Negativing the Exceptions in the Statute

It has been broadly stated that if an exception appears in the enacting clause of a statute, it has to be averred in an indictment founded on the statute by means of language negativing the exception,that the accused was not within the exception. 41 Am.Jur., 2d Indictments and Information § 98, and State v. Godfrey, 24 Me. 232.

This rule expresses the "description" theory of pleading recognized in State v. Webber, 125 Me. 319, 322, 133 A. 738 where the Court said:

"(W)here a statute defining an offense contains an exception * * * in the enacting clause which is so incorporated with the language describing and defining the offense that the ingredients of the offense cannot be accurately and clearly described if the exception is omitted, an indictment founded on the statute must allege enough to show that the accused is not within the exception."

Courts which follow this "description" theory also generally hold that "an exception which happens to be located outside the enacting section" is not essentially descriptive of the offense. 41 Am.Jur.2d supra § 99.

"(W)here the language of the statute defining the offense is so entirely separable from the exception that the ingredients constituting the offense may be accurately and clearly defined without any reference to the exception, the pleader may safely omit any such reference, since the matter contained in the exception is a matter of defense, which must be established by the accused." 41 Am.Jur.2d, Indictments and Informations § 98.

*71 Such holding expresses the "location" theory of pleading recognized in State v. Gurney, 37 Me. 149, 155 where the Court said:

"But when the exception or proviso is in a subsequent enacting clause, the case provided for in the enacting clause may be fully stated without negativing the subsequent exception or proviso. * * * (I)t is for the party for whom matter of excuse is furnished by the statute, to bring it forward in his defense." Guerney was followed in State v. Boyington, 56 Me. 512, 514 and State v. Skolfield, 86 Me. 149, 152, 29 A. 922, where the rule was even more clearly reiterated, and most recently in Toussaint v. State, Me., 262 A.2d 123, (Opinion filed February 19, 1970).

Here in § 2362 was a general prohibition against the possession of narcotic drugs. Classes of persons exempted from the prohibition were establihed in other parts of the chapter. It was appellant's responsibility by pleading to bring himself within an excepted class. The procedural desirability of limiting negative pleading had been adopted in our Rule 7[2] M.R. Crim.Proc., which rule is:

"(I)ntended * * * to eliminate the necessity of negativing statutory exceptions, unless the exception is so inseparable a part of the definition of the offense that it cannot be accurately described if the exception is omitted." Rule 7, Reporter's Notes, Page 66 and Discussion § 7.9, Maine Practice, Glassman.

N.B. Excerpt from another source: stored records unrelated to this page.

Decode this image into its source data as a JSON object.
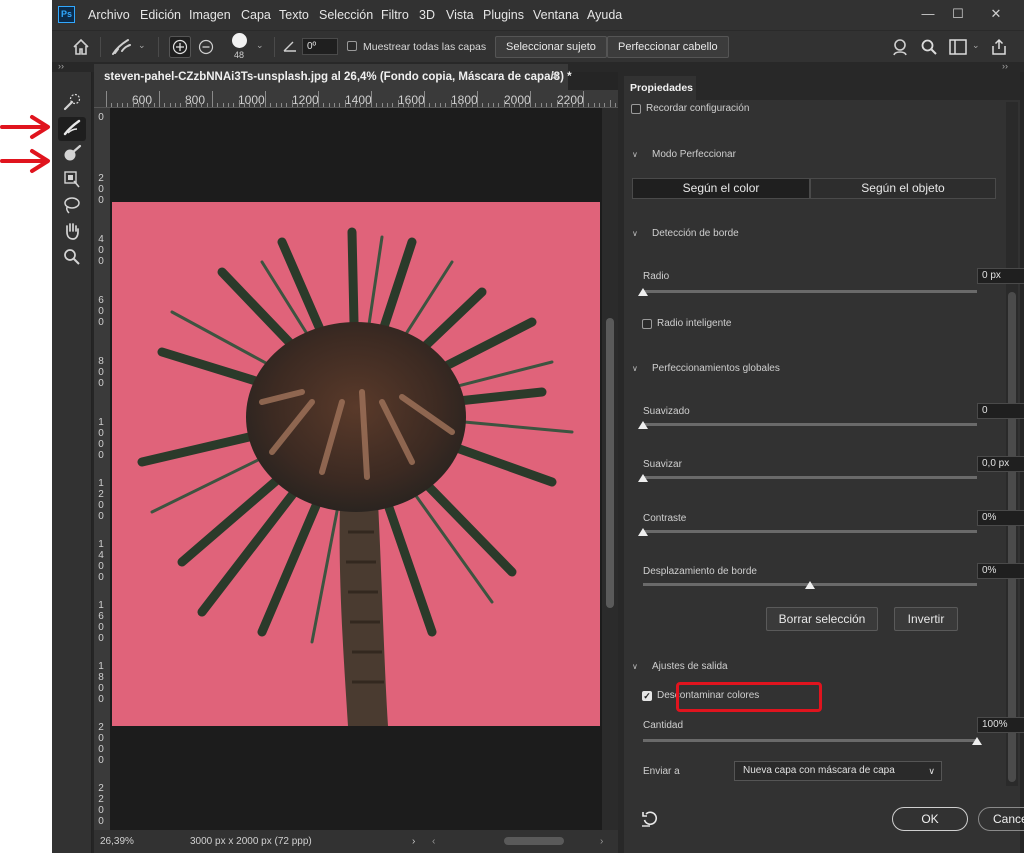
{
  "colors": {
    "annotation": "#e0141e",
    "photo_bg": "#e0637a",
    "accent": "#31a8ff"
  },
  "app": {
    "logo": "Ps"
  },
  "menu": [
    "Archivo",
    "Edición",
    "Imagen",
    "Capa",
    "Texto",
    "Selección",
    "Filtro",
    "3D",
    "Vista",
    "Plugins",
    "Ventana",
    "Ayuda"
  ],
  "options_bar": {
    "brush_size": "48",
    "angle": "0º",
    "sample_all_layers": "Muestrear todas las capas",
    "select_subject": "Seleccionar sujeto",
    "refine_hair": "Perfeccionar cabello"
  },
  "document": {
    "tab_title": "steven-pahel-CZzbNNAi3Ts-unsplash.jpg al 26,4% (Fondo copia, Máscara de capa/8) *",
    "ruler_top": [
      "600",
      "800",
      "1000",
      "1200",
      "1400",
      "1600",
      "1800",
      "2000",
      "2200"
    ],
    "ruler_left": [
      "0",
      "200",
      "400",
      "600",
      "800",
      "1000",
      "1200",
      "1400",
      "1600",
      "1800",
      "2000",
      "2200"
    ],
    "zoom": "26,39%",
    "doc_info": "3000 px x 2000 px (72 ppp)"
  },
  "properties": {
    "tab": "Propiedades",
    "remember_settings": "Recordar configuración",
    "refine_mode": {
      "title": "Modo Perfeccionar",
      "options": [
        "Según el color",
        "Según el objeto"
      ]
    },
    "edge_detection": {
      "title": "Detección de borde",
      "radius_label": "Radio",
      "radius_value": "0 px",
      "radius_fraction": 0.0,
      "smart_radius": "Radio inteligente"
    },
    "global_refinements": {
      "title": "Perfeccionamientos globales",
      "smooth_label": "Suavizado",
      "smooth_value": "0",
      "smooth_fraction": 0.0,
      "feather_label": "Suavizar",
      "feather_value": "0,0 px",
      "feather_fraction": 0.0,
      "contrast_label": "Contraste",
      "contrast_value": "0%",
      "contrast_fraction": 0.0,
      "shift_label": "Desplazamiento de borde",
      "shift_value": "0%",
      "shift_fraction": 0.5
    },
    "clear_selection": "Borrar selección",
    "invert": "Invertir",
    "output_settings": {
      "title": "Ajustes de salida",
      "decontaminate": "Descontaminar colores",
      "amount_label": "Cantidad",
      "amount_value": "100%",
      "amount_fraction": 1.0,
      "output_to_label": "Enviar a",
      "output_to_value": "Nueva capa con máscara de capa"
    },
    "ok": "OK",
    "cancel": "Cancelar"
  }
}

Pleading to negative the status of the accused as within any class of persons freed from the prohibition of the statute was not necessary.

Appeal denied.


[1] "The repeal of an act or resolve passed after the 4th day of March, 1870 does not revive any statute in force before the act or resolve took effect. The repeal of an act does not affect any punishment, penalty or forfeiture incurred before the repeal takes effect, or any action, or proceeding pending at the time of the repeal, for an offense committed or for recovery of a penalty or forfeiture incurred under the act repealed. * * *."

[2] Rule 7 M.R.Crim.Proc. The Indictment and the Information.

"(c) Nature and Contents. * * * The indictment * * * shall be a plain, concise and definite written statement of the essential facts constituting the offense charged."